Federico Mancarella

Personal information
- Born: 4 September 1992 (age 34) Bologna, Italy

Sport
- Country: Italy
- Sport: Para canoe
- Disability: Spina bifida
- Disability class: KL2
- Club: Canoa Club Bologna
- Coached by: Gianni Anderlini Stefano Porcu

Medal record
Men's Para canoe
Representing Italy
Paralympic Games
| Bronze medal – third place | 2020 Tokyo | KL2 |
World Championships
| Silver medal – second place | 2021 Copenhagen | KL2 |
| Silver medal – second place | 2019 Szeged | KL2 |
| Bronze medal – third place | 2023 Duisburg | KL2 |
European Championships
| Gold medal – first place | 2022 Munich | KL2 |
| Silver medal – second place | 2016 Moscow | KL2 |
| Bronze medal – third place | 2019 Poznań | KL2 |
| Bronze medal – third place | 2021 Poznań | KL2 |

= Federico Mancarella =

Italian Para canoeist (born 1992)

Federico Mancarella (born 4 September 1992) is an Italian Para canoeist.

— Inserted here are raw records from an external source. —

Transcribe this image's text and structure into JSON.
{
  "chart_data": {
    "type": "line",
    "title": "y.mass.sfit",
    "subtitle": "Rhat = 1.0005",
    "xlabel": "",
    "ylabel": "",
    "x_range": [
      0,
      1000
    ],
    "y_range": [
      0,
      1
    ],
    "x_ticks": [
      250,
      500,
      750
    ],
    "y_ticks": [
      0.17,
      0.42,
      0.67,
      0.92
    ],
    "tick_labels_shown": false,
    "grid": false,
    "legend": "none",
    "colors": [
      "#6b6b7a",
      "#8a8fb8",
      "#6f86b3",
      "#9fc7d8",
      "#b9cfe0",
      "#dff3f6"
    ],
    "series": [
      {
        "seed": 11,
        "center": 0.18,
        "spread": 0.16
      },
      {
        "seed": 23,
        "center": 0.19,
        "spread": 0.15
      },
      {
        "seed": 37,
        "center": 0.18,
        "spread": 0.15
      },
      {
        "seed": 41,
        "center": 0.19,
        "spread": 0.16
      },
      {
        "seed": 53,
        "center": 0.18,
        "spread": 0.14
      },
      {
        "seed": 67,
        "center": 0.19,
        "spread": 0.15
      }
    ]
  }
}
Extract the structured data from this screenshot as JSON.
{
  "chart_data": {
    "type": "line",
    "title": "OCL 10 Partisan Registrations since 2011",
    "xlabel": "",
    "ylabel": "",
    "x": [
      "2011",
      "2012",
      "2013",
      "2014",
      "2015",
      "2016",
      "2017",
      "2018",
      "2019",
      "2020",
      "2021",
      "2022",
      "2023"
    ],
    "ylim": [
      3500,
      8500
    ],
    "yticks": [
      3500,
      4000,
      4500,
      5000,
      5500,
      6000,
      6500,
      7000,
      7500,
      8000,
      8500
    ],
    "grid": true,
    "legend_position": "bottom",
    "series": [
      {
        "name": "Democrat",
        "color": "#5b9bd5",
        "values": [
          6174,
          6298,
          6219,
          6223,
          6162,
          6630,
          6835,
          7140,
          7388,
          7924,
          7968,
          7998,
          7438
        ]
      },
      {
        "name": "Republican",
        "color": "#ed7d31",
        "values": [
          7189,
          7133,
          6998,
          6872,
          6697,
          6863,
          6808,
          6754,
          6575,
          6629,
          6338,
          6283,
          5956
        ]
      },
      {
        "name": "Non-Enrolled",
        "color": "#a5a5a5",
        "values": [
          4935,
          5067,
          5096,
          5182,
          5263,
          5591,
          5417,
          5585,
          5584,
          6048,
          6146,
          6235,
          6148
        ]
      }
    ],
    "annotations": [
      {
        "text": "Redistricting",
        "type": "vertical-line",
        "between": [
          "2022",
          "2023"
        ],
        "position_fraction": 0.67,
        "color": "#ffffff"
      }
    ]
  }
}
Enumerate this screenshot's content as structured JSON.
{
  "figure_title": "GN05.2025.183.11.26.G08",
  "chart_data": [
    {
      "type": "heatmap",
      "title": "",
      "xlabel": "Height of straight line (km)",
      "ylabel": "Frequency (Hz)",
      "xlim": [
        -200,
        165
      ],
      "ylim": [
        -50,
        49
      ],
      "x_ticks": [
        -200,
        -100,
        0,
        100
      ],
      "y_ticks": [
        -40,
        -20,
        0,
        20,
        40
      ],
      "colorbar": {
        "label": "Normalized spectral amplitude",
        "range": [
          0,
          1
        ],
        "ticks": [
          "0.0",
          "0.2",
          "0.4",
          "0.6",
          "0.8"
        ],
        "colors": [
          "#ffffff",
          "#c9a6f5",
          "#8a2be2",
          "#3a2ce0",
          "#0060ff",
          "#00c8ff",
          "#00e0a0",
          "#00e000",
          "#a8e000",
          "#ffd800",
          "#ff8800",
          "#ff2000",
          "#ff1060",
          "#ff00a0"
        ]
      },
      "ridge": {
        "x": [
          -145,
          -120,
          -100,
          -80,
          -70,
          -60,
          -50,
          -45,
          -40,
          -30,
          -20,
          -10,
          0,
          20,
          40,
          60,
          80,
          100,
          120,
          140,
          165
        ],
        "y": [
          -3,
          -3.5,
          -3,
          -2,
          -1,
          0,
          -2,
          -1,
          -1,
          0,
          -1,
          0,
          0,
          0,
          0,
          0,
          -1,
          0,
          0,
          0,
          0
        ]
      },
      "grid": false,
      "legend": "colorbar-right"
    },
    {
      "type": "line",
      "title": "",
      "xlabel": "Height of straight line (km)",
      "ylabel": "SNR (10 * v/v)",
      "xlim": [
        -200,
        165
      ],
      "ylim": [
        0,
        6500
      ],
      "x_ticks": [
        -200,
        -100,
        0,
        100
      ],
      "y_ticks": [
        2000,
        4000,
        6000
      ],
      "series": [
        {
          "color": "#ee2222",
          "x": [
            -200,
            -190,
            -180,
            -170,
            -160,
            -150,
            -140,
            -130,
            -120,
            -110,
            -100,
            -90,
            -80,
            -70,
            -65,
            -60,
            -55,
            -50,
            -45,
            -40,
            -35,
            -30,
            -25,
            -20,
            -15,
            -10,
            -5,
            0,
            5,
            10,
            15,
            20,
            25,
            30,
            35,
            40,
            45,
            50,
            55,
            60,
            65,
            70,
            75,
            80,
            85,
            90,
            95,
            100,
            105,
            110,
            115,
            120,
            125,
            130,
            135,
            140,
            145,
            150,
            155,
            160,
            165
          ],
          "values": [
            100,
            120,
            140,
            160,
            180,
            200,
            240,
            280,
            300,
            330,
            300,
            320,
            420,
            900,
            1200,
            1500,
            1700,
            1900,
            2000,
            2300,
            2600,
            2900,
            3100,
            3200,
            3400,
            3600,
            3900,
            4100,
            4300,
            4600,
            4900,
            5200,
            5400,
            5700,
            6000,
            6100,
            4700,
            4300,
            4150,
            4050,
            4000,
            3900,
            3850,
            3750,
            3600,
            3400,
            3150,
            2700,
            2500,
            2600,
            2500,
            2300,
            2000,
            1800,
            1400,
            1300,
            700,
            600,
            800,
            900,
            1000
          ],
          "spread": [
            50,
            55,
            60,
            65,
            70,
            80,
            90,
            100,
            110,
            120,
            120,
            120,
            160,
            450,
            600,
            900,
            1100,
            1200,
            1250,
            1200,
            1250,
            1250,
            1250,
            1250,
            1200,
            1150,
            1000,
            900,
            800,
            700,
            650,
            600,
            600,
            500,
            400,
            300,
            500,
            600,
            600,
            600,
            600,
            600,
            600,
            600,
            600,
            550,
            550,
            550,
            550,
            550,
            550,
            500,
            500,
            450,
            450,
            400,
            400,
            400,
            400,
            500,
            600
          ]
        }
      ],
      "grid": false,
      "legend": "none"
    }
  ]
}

He represents Italy in elite international competitions.

==Career==
Mancarella represented Italy at the 2016 Summer Paralympics in the men's KL2 event and finished in fifth place with a time of 45.596.

Mancarella again represented Italy at the 2020 Summer Paralympics in the men's KL2 event and won a bronze.